Is it a good idea for an API to return only ids from objects

apijsonperformance

I have this URL:

  /api/pallets/list

Which returns a JSON array that looks like this:

 [{
     palletId: 333,
     code: 'J050000081',
     grower: {
         growerId: 35,
         name: 'Grower Of Blueberries Inc'
     },
     species: {
         speciesId: 1,
         name: 'Blueberries'
     },
     caliber: {
         caliberId: 5,
         name: '10-12'
     },
  }, ...]

Names are often large and if the list contains 5000 pallets that is a lot of bytes in names.

When the client app calls api/pallets/list it has previously already downloaded the list of growers, species and calibers, by calling api/growers/list, api/species/list, and api/calibers/list

Because of that, I'm wondering if it is a good idea that the server returns only the ids of things, ie:

 [{
     palletId: 333,
     code: 'J050000081',
     grower: {
         growerId: 35,
     },
     species: {
         speciesId: 1,
     },
     caliber: {
         caliberId: 5,
     },
  }, ...]

And then the client app will have the responsibility of completing the JSON, by doing something like this:

 // Pseudocode

 // Just after fetching from api/pallets/list
 foreach pallet in clientApp.pallets {
     pallet.grower = clientApp.growers[pallet.growerId]
     pallet.species = clientApp.species[pallet.speciesId]
     pallet.caliber = clientApp.calibers[pallet.caliberId]
 }

 // growers is a dictionary with all the growers already downloaded from the server
 // species is a dictionary with all the species already downloaded from the server
 // calibers idem

I want to know if this is a good or bad idea for improving performance.
Is there a name for this practice?

The code would be much more cleaner without a change like this but this 5000 pallets jarray is too heavy. In the example I'm only putting 3 fields (grower, species, caliber) but in reality there are like 10. All of them have id + name + other subfields…

Best Answer

I want to know if this is a good or bad idea for improving performance. Is there a name for this practice?

Depends on your requirements and the issues of performance to fix. Make yourself the next question: Do I really have an issue with the response size?

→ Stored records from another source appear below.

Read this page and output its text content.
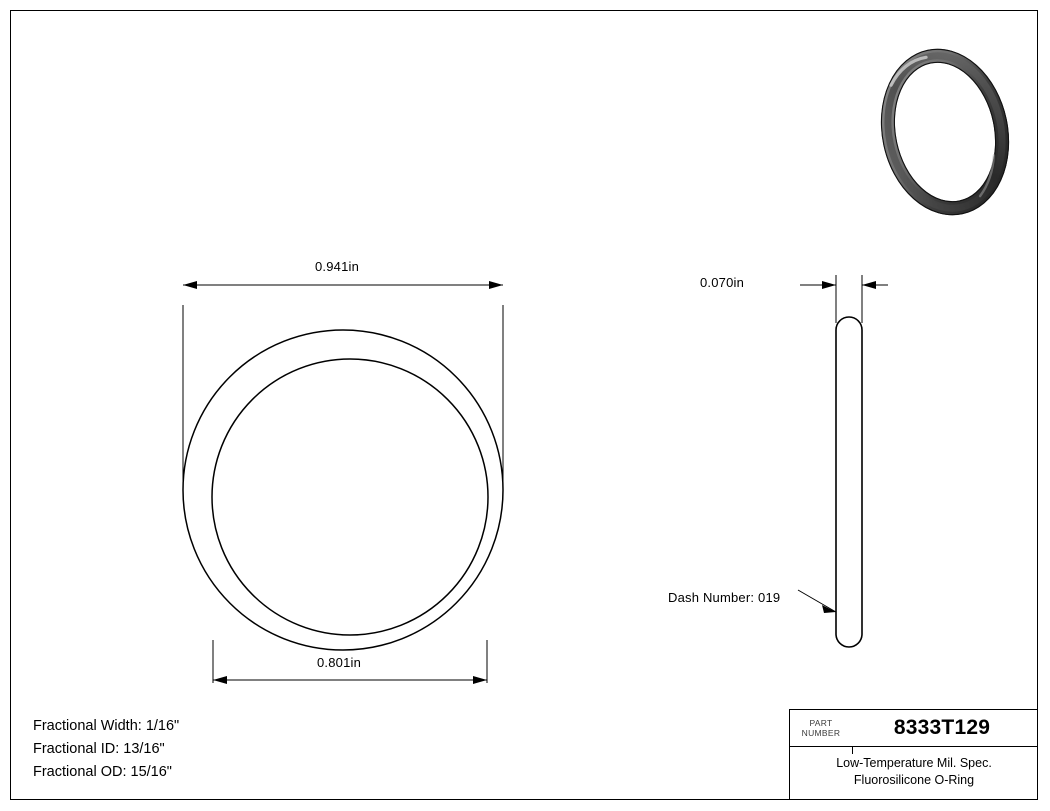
0.941in
0.801in
0.070in
Dash Number: 019
Fractional Width: 1/16"
Fractional ID: 13/16"
Fractional OD: 15/16"
PART
NUMBER	8333T129
Low-Temperature Mil. Spec.
Fluorosilicone O-Ring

If the data changes the client remains unaware of the changes. So you have two options here:

  • Periodic synchronisations
  • Reload the data stored locally and iterate all over the 5k rows to retrieve the nested objects.

But, if you have to reload all the data, where are the savings?

Unless you are concerned about real bandwidth or data plan constraints, I would not care prematurely about the size of the response. Instead, I would enhance the API RESt itself

Pagination

/api/pallets/list?page=0&pageSize=500

Dynamic representations

/api/pallets/list?fields=id,name,growers.name,species.name

We will find battle-tested solutions such as GrapqQL or OData to this end.

Mix up

/api/pallets/list?fields=id;name;growers.name;species.name&page=0&pageSize=500

Etag

We could enhance the solution with ETag.

If you can't afford the pagination, the dynamic representations may help. ETag is just a plus in any scenario.

All of the above approaches improve client-side performance but the server suffers a load increase 1. However, it's cheaper and easier to scale up|out the server than the client.


1: ETag is addressed to save bandwidth not to reduce the calls to the server.